I am sure many of us have had an experience of going to the bus stop or the airport to wait for the arrival of a friend, a loved one, a guest or someone special. After what seems to be an interminable delay, we are overcome with joy when we see our loved one emerging from the Arrival terminal.
We begin to forget our long wait, our restlessness and all our inconveniences. Our emotions begin to tell a different story, that our long wait was important, meaningful and worthwhile, after all. Likewise, during Advent the coming of the Lord into our lives fills us with high expectations of abounding joy, love, hope and a sense of destiny with its crowning moment at Christmas.
St Luke who accompanies our reflection during Sundays of Ordinary Time of Year C, invites us kindly to “watch and pray” (Lk 21: 36). Prayer can be defined as an act of raising our minds and hearts to God. It opens our eyes to the presence of God, helping us to see everything in proper perspective, and nurture in our heart’s peace, even in the midst of problems and pains. Keeping watch invites us to be vigilant and exercise spiritual oversight in our life of faith. Vigilance necessitates discernment through which we are able to sense the abiding presence of God in our lives, distinguish between what is right and wrong, what is good and evil and have moral courage to live according to the teaching of the Gospel.

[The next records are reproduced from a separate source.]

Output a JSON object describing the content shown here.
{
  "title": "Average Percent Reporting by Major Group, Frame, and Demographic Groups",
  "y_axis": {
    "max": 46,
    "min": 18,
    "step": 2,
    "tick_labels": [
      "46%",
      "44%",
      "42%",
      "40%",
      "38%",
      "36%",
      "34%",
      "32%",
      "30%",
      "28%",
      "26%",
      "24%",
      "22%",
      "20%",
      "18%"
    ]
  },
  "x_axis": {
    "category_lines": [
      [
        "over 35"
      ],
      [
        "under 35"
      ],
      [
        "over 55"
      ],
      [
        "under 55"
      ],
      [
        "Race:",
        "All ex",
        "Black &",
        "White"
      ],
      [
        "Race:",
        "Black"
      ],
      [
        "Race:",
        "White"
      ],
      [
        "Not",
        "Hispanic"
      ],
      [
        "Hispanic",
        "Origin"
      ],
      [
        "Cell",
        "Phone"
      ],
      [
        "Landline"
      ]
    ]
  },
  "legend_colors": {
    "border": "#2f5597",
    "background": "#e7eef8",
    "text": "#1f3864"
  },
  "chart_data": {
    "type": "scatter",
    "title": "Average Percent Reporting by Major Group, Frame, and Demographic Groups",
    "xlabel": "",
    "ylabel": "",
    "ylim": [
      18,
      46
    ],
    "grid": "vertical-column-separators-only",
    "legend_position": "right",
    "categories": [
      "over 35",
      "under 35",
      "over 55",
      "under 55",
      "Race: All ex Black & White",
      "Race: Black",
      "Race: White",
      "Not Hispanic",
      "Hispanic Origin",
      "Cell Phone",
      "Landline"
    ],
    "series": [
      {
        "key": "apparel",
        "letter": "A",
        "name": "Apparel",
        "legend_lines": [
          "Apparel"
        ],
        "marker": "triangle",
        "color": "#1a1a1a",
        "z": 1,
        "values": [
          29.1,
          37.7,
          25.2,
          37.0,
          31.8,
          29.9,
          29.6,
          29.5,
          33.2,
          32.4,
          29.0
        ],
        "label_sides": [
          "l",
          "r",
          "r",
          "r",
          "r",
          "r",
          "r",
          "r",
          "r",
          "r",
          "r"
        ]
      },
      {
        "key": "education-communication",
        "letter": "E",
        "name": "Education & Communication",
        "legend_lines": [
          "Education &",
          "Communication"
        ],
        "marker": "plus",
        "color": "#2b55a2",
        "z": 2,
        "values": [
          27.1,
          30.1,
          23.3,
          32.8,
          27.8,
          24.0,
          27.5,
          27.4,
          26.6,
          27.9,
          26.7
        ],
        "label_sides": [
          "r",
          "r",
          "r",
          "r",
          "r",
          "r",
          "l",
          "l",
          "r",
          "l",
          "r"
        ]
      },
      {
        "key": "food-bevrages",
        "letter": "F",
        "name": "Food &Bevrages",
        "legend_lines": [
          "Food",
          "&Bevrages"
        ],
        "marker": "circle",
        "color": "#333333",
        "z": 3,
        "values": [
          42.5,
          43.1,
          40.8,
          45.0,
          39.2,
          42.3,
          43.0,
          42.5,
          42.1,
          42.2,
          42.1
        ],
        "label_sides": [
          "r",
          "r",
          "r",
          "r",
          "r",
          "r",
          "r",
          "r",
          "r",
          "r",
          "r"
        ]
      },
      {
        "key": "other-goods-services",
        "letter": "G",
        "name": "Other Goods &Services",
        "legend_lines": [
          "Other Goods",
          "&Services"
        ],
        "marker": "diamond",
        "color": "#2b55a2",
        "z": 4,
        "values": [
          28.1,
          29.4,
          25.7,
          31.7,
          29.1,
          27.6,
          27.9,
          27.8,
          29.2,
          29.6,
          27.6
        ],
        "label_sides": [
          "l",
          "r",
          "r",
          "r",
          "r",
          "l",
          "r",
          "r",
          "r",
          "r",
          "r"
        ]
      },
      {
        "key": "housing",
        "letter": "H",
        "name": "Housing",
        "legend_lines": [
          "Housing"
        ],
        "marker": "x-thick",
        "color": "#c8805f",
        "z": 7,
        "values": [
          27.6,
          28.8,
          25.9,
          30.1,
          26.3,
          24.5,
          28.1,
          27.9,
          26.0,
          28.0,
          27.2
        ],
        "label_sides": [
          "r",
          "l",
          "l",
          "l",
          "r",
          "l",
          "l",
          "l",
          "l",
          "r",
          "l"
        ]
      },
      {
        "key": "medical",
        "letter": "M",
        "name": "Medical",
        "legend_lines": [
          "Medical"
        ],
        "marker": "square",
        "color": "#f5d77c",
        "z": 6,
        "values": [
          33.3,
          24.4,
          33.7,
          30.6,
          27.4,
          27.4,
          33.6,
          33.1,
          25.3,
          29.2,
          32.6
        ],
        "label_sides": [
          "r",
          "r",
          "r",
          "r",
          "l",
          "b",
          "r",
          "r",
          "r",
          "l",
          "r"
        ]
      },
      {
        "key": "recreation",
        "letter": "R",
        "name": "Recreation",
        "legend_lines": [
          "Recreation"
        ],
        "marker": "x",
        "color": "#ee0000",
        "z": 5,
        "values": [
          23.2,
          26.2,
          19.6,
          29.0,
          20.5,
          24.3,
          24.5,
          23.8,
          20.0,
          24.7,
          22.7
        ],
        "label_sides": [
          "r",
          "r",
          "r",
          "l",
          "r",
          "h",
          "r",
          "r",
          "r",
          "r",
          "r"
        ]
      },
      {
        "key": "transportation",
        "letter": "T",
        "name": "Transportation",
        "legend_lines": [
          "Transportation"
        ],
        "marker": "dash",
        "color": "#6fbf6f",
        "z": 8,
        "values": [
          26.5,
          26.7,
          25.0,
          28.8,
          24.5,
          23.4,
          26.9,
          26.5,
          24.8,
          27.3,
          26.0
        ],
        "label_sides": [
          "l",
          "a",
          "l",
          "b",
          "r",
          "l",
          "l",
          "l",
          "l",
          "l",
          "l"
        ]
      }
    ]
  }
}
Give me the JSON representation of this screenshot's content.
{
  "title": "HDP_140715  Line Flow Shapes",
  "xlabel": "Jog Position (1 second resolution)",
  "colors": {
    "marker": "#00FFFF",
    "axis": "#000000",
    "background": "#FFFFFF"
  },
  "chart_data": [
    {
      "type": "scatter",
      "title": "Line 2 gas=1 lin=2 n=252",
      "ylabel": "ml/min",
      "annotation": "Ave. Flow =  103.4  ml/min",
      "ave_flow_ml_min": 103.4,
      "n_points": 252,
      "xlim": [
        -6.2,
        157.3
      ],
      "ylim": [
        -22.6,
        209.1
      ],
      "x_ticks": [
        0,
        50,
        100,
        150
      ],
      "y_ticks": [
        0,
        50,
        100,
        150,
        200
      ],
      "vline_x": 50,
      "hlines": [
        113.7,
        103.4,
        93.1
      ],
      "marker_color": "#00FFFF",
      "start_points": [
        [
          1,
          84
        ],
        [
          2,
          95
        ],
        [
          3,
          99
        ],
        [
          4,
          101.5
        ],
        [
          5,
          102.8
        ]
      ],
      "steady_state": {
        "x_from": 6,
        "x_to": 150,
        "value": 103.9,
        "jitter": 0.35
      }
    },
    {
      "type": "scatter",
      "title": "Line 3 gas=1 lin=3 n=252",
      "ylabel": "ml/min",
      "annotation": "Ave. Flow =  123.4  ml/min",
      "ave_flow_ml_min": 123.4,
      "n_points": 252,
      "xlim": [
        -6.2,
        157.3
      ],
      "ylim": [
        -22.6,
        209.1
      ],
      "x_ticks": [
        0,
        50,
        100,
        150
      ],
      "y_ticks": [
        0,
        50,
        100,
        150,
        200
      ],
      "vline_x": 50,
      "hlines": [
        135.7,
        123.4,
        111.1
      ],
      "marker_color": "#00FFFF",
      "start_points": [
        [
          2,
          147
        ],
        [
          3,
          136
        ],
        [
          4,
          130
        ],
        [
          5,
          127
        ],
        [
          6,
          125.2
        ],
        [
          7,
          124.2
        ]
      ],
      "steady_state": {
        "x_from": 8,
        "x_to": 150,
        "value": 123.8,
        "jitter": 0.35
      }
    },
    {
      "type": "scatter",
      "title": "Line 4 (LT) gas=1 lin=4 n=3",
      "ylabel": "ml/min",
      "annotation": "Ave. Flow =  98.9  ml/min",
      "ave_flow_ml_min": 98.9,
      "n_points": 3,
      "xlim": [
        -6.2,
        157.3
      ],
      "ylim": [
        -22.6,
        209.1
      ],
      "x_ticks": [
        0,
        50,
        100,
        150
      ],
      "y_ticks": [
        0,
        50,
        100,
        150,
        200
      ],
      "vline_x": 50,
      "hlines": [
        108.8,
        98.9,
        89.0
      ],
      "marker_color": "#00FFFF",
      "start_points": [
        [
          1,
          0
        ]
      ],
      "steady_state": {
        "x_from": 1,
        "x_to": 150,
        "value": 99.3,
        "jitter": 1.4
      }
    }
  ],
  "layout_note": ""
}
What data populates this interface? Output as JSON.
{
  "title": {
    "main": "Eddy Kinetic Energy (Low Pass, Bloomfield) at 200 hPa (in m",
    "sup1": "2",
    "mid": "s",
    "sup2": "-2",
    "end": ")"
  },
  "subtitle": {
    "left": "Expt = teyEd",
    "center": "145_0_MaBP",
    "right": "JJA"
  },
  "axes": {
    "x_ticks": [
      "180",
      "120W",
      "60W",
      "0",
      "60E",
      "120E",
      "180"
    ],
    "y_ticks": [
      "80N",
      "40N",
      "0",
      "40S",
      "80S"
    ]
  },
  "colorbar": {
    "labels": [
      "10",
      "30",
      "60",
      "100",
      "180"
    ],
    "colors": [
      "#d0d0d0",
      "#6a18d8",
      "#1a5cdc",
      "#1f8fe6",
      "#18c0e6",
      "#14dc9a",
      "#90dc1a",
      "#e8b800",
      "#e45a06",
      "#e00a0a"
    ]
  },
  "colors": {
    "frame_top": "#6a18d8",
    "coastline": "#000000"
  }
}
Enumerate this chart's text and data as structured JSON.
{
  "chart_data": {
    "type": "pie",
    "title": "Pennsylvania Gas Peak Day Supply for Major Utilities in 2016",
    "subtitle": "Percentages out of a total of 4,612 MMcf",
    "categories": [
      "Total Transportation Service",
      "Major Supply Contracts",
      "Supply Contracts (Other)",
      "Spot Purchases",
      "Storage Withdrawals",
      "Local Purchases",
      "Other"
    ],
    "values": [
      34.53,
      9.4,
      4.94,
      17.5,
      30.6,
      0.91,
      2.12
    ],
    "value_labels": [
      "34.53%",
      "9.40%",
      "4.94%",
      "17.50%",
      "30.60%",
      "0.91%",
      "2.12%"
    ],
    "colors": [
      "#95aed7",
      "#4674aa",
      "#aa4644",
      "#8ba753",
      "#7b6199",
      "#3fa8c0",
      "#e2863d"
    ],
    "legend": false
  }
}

“Discernment”, Pope Francis insists: “We need it at all times, to help us recognize God’s timetable, lest we fail to heed the promptings of his grace and disregard his invitation to grow.” The Holy Father, makes an appropriate invitation that can help us celebrate the Advent Season fittingly, “I ask all Christians not to omit, in dialogue with the Lord, a sincere daily ‘examination of conscience’” (Gaudate et Exsultate, 109).
In the final analysis, advent prepares us for the celebration of the Nativity of our Lord Jesus Christ, which recalls in the history of salvation God’s faithfulness and stupendous love. God so loved the world that he sent us his only Beloved Son, so that we may experience life in its fullness. So, we have every reason to live in joyful hope for the final coming of our Lord Jesus Christ to establish once and for all the Kingdom of God.
“Hope is a vital part of life. We spend a great deal of our lives longing, waiting, hoping for one thing or another. It is impossible to live when one is completely without hope. Hope is as important for our spirit as bread is for our body. Our strength, our commitment, depends to a great extent on the degree and quality of our hope” (Fr. Flor McCarthy, SDB).